# (DIY) Throttle Position Sensor 00' Maxima, I30



## sic75 (Nov 15, 2011)

I was told I needed to change the throttle Position Sensor for my 2000 Infiniti I30t with 220,000 miles. I have an infiniti I30 but I know more people have maximas and I need help right away. My car will sometimes turn off as soon as I start it. To fight this I have to press the accelerator to prevent it from stalling. Also sometimes when coming off the freeway to a red traffic light it wants to shut off and low RPMs. So I bought a after market direct fit TP Sensor.

I want to do this my self since it seems fairly easy to just change out but now I have read that it may need to be adjusted somehow.
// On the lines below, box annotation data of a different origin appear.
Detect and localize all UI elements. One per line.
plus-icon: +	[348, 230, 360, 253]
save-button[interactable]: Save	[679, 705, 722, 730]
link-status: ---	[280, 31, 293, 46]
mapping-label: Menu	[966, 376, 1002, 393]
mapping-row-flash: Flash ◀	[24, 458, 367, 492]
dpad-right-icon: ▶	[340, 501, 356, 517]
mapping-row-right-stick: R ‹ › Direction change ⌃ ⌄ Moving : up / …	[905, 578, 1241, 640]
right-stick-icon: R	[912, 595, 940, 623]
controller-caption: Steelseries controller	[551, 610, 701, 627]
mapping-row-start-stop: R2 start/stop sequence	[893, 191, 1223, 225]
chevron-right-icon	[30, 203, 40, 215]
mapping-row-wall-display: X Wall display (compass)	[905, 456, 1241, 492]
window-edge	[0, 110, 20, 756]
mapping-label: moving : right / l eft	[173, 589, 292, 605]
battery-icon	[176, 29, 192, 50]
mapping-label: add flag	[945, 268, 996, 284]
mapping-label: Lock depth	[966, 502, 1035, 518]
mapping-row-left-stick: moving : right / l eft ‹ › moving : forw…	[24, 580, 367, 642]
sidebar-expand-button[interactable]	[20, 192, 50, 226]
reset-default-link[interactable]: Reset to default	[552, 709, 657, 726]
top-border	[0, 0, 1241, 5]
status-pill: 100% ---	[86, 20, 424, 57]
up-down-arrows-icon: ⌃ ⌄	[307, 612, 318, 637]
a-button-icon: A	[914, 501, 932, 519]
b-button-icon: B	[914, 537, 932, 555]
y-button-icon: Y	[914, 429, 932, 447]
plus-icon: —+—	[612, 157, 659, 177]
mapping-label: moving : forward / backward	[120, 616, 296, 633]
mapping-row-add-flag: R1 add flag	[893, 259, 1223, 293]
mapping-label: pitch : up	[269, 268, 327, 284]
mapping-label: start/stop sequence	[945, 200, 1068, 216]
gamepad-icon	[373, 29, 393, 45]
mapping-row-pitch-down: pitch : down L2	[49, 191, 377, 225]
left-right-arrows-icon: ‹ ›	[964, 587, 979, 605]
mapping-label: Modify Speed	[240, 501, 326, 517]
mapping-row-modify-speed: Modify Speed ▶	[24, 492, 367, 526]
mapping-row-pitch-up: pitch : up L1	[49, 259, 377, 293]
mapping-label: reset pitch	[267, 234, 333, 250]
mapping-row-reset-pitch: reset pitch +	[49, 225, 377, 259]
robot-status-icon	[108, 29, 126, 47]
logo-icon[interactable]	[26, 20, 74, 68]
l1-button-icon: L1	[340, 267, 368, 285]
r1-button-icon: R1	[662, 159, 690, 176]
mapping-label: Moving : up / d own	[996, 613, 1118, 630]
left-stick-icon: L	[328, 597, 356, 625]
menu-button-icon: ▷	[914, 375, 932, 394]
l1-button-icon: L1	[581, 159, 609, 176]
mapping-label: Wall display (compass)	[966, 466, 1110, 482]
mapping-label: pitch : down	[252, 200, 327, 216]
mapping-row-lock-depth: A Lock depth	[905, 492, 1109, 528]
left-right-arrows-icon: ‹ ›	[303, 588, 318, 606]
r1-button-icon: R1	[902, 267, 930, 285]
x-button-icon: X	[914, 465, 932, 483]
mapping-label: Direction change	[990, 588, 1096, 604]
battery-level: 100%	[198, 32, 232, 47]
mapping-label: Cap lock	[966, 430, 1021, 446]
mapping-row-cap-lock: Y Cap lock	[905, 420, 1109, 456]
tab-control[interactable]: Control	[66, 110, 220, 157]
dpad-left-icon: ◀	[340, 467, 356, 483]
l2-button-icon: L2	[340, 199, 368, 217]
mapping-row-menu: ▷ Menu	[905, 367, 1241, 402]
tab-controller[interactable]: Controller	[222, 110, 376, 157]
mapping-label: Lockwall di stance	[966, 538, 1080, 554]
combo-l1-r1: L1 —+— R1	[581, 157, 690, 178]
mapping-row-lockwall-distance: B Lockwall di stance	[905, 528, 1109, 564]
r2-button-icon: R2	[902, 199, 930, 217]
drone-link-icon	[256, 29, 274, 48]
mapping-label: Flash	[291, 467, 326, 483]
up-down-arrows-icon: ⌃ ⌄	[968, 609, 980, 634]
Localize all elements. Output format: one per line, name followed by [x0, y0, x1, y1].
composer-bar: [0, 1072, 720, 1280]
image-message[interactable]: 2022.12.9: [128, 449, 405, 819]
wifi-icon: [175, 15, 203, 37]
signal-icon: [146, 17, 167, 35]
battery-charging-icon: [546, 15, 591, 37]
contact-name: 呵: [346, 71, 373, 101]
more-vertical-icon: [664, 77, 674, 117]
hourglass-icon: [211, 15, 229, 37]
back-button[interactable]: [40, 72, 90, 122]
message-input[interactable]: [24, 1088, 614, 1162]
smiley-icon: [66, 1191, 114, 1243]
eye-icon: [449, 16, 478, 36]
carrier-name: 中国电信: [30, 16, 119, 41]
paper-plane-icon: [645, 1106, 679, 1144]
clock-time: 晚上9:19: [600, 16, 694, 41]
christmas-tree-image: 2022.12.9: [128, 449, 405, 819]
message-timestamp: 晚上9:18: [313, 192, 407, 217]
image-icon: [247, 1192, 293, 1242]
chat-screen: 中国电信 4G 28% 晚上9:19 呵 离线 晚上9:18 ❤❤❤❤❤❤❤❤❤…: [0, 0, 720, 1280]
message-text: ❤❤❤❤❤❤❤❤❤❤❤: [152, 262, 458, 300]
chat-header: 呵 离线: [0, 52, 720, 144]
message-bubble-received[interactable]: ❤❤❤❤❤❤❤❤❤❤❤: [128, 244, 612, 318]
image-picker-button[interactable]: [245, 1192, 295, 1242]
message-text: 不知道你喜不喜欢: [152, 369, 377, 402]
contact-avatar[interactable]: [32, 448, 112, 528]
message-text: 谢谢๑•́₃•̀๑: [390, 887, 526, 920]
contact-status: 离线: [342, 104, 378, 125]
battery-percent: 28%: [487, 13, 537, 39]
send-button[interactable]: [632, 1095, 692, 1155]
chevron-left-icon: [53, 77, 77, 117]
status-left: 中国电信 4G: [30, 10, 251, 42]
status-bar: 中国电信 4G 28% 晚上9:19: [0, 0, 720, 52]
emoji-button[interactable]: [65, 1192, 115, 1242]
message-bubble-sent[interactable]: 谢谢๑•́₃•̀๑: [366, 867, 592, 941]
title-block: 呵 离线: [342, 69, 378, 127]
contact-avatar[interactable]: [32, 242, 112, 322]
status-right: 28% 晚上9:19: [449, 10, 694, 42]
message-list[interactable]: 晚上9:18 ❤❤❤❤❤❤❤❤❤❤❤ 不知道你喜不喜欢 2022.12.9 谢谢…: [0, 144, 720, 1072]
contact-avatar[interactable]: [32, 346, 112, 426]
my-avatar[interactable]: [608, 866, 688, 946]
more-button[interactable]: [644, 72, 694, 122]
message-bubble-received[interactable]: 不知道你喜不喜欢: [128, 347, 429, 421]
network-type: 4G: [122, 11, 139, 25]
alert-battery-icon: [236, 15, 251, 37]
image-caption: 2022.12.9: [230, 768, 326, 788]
Also maybe the original could be just out of adjustment. 

Can I just swap out the sensor or does it need to be adjusted? If so how do I go about doing that? Should I even try to do this my self?

Thank you for your help.


----------



## smj999smj (Jan 1, 2006)

Your TPS has a learned setting for the closed throttle position switch, unlike earlier Nissans that had a hard setting. First, I like to clean out the throttle body before adjusting to make sure the throttle plate isn't sticking, which will throw off the closed setting. The vehicle should also be fully warmed up to operating temperature. You'll need a set of feeler gauges and an ohmmeter or multimeter, as well, and a scantool to monitor the closed throttle position. I'm not 100% sure of the spec for the 00 I30t; it would be in the EC section of the service manual under "basic inspection." I'm pretty certain it's the same as the 98 Maxima, which requires 0.012" and 0.016" feeler gauges. The feeler gauges will be installed between the throttle drum stop and the throttle adjusting screw. The throttle position switch harness connector will need to be unplugged and the leads of the ohmmeter attached to pins #4 and #5 of the throttle position switch. With the thinner gauge installed, there should be continuity; with the thicker gauge installed, there should be no continuity. Once set, the leads can be removed and connector plugged back into the throttle position switch. At this point, the closed throttle position setting will need to relearned. Start engine and warm to normal operating temperature and shut off. WHile monitoring the closed throttle position switch via a scantool, turn the key "on" for at least 5 seconds and "off" for at least ten seconds. Repeat this cycle until the closed throttle switch monitor changes to "ON." You may have to repeat the cycle up to 16 times.


----------